Jo Ann Jaacks: Henri, the little hurricane who couldn’t

Gardening plants that Jaacks moved inside when she was expecting a hurricane.

Sufficient time has passed by that most folks have forgotten the Hurricane that missed us. I’m not forgetting because I learned several lessons from this lots-of-water but no punch tropical storm.

When I lived in south Florida and the weather forecasters were issuing dire warnings about a terrifying oncoming catastrophe, everyone dutifully boarded up their windows, stuffed all their vehicles into their own garage or that of someone else, awoke at dawn to get in line at Publix market to buy as many water jugs as were allowed, and candles, light bulbs for a collection of flashlights, and tossed canned goods into their cart as well as beer and wine since you could buy those in that same supermarket (C’mon Connecticut!)

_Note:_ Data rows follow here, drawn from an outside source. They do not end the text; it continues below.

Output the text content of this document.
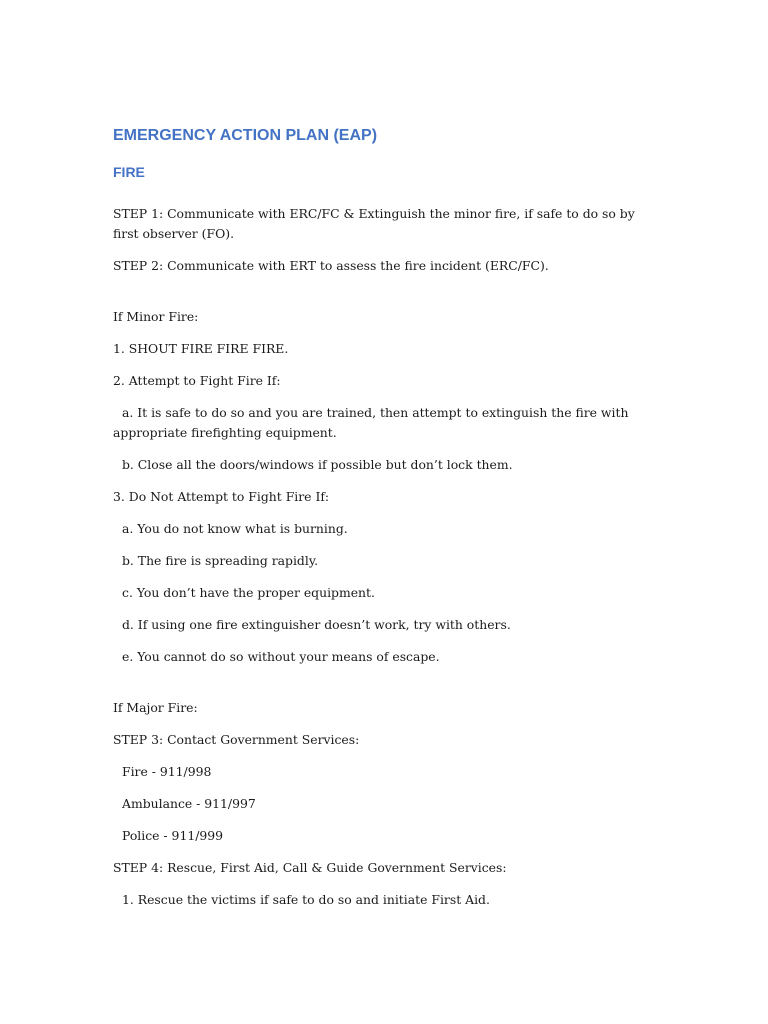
EMERGENCY ACTION PLAN (EAP)
FIRE

STEP 1: Communicate with ERC/FC & Extinguish the minor fire, if safe to do so by first observer (FO).

STEP 2: Communicate with ERT to assess the fire incident (ERC/FC).

If Minor Fire:

1. SHOUT FIRE FIRE FIRE.

2. Attempt to Fight Fire If:

a. It is safe to do so and you are trained, then attempt to extinguish the fire with appropriate firefighting equipment.

b. Close all the doors/windows if possible but don’t lock them.

3. Do Not Attempt to Fight Fire If:

a. You do not know what is burning.

b. The fire is spreading rapidly.

c. You don’t have the proper equipment.

d. If using one fire extinguisher doesn’t work, try with others.

e. You cannot do so without your means of escape.

If Major Fire:

STEP 3: Contact Government Services:

Fire - 911/998

Ambulance - 911/997

Police - 911/999

STEP 4: Rescue, First Aid, Call & Guide Government Services:

1. Rescue the victims if safe to do so and initiate First Aid.
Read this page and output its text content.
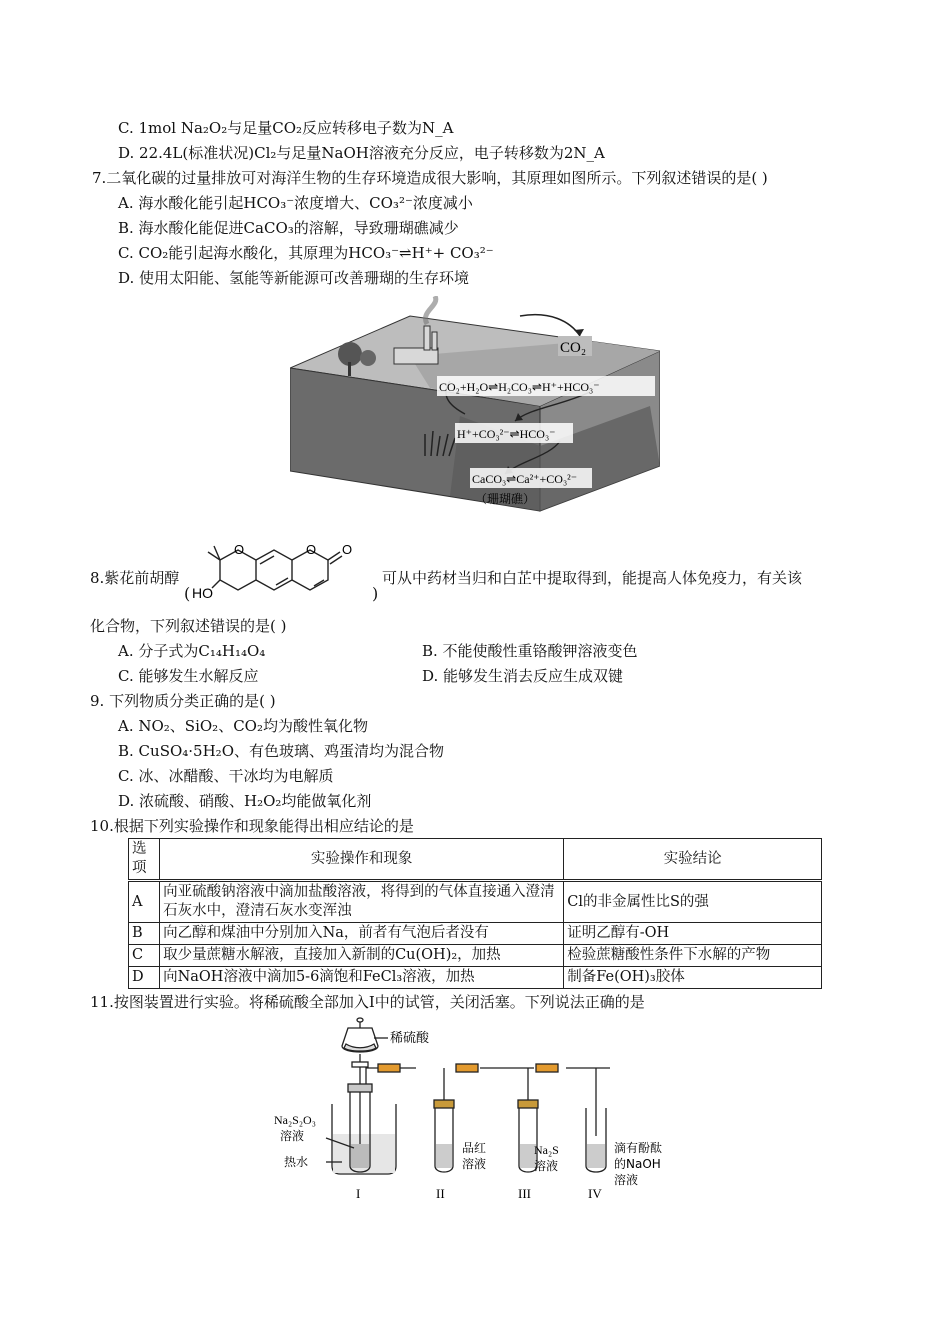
C. 1mol Na₂O₂与足量CO₂反应转移电子数为N_A
D. 22.4L(标准状况)Cl₂与足量NaOH溶液充分反应，电子转移数为2N_A
7.二氧化碳的过量排放可对海洋生物的生存环境造成很大影响，其原理如图所示。下列叙述错误的是( )
A. 海水酸化能引起HCO₃⁻浓度增大、CO₃²⁻浓度减小
B. 海水酸化能促进CaCO₃的溶解，导致珊瑚礁减少
C. CO₂能引起海水酸化，其原理为HCO₃⁻⇌H⁺+ CO₃²⁻
D. 使用太阳能、氢能等新能源可改善珊瑚的生存环境
CO₂
CO₂+H₂O⇌H₂CO₃⇌H⁺+HCO₃⁻
H⁺+CO₃²⁻⇌HCO₃⁻
CaCO₃⇌Ca²⁺+CO₃²⁻
（珊瑚礁）
8.紫花前胡醇
(
O	O O
HO	)
可从中药材当归和白芷中提取得到，能提高人体免疫力，有关该
化合物，下列叙述错误的是( )
A. 分子式为C₁₄H₁₄O₄	B. 不能使酸性重铬酸钾溶液变色
C. 能够发生水解反应	D. 能够发生消去反应生成双键
9. 下列物质分类正确的是( )
A. NO₂、SiO₂、CO₂均为酸性氧化物
B. CuSO₄·5H₂O、有色玻璃、鸡蛋清均为混合物
C. 冰、冰醋酸、干冰均为电解质
D. 浓硫酸、硝酸、H₂O₂均能做氧化剂
10.根据下列实验操作和现象能得出相应结论的是
选项	实验操作和现象	实验结论
A	向亚硫酸钠溶液中滴加盐酸溶液，将得到的气体直接通入澄清石灰水中，澄清石灰水变浑浊	Cl的非金属性比S的强
B	向乙醇和煤油中分别加入Na，前者有气泡后者没有	证明乙醇有-OH
C	取少量蔗糖水解液，直接加入新制的Cu(OH)₂，加热	检验蔗糖酸性条件下水解的产物
D	向NaOH溶液中滴加5-6滴饱和FeCl₃溶液，加热	制备Fe(OH)₃胶体
11.按图装置进行实验。将稀硫酸全部加入I中的试管，关闭活塞。下列说法正确的是
稀硫酸
Na₂S₂O₃
溶液
热水
品红
溶液
Na₂S
溶液
滴有酚酞
的NaOH
溶液
I	II	III	IV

Lesson #1: I was nearly the first in line at Stop & Shop the day before the expected Doomsday of Henri, and was surprised there were only five other cars in the parking lot. I got the large size cart and jammed it full of enough “nonperishables” as recommended for at least three days in case the power failed. Five months ago, I began a regimen of daily fast-walking, eating only fresh and “clean” meals, which had a shelf life in the refrigerator. I wasn’t sure what nonperishables were, but I ended up with choices like canned meals of chili, baked beans, deviled ham, etc. Also, there were reasonably healthy choices like pouches of trail mix, tuna creations, crispy fried onions (veggies!), etc. I threw all these items into my big cart, with as many water jugs as I could lug to my car.

Lesson #2 if you have been on a regimen of fresh, “clean” eating for five months, your body is not going to easily adapt to newly introduced nonperishables. Enough said.

Lesson #3 Since wild winds and flooding were predicted, I took in all my chairs and tables from the front porch and jammed them into the foyer. I moved all my containment gardening plants from the back balcony to inside my kitchen and (non-working) fireplace. Then I had to re-route my cat’s feeding bowls from the kitchen because she wouldn’t stop chewing on all the plants.

Lesson #4 Once the hyperbole surrounding the non-excitant catastrophe quieted down, I packaged up all the “nonperishables,” found their store listing and marched back to S&S to recover my outlay. They were gracious and helpful, making me suspect I was not the only one in this position.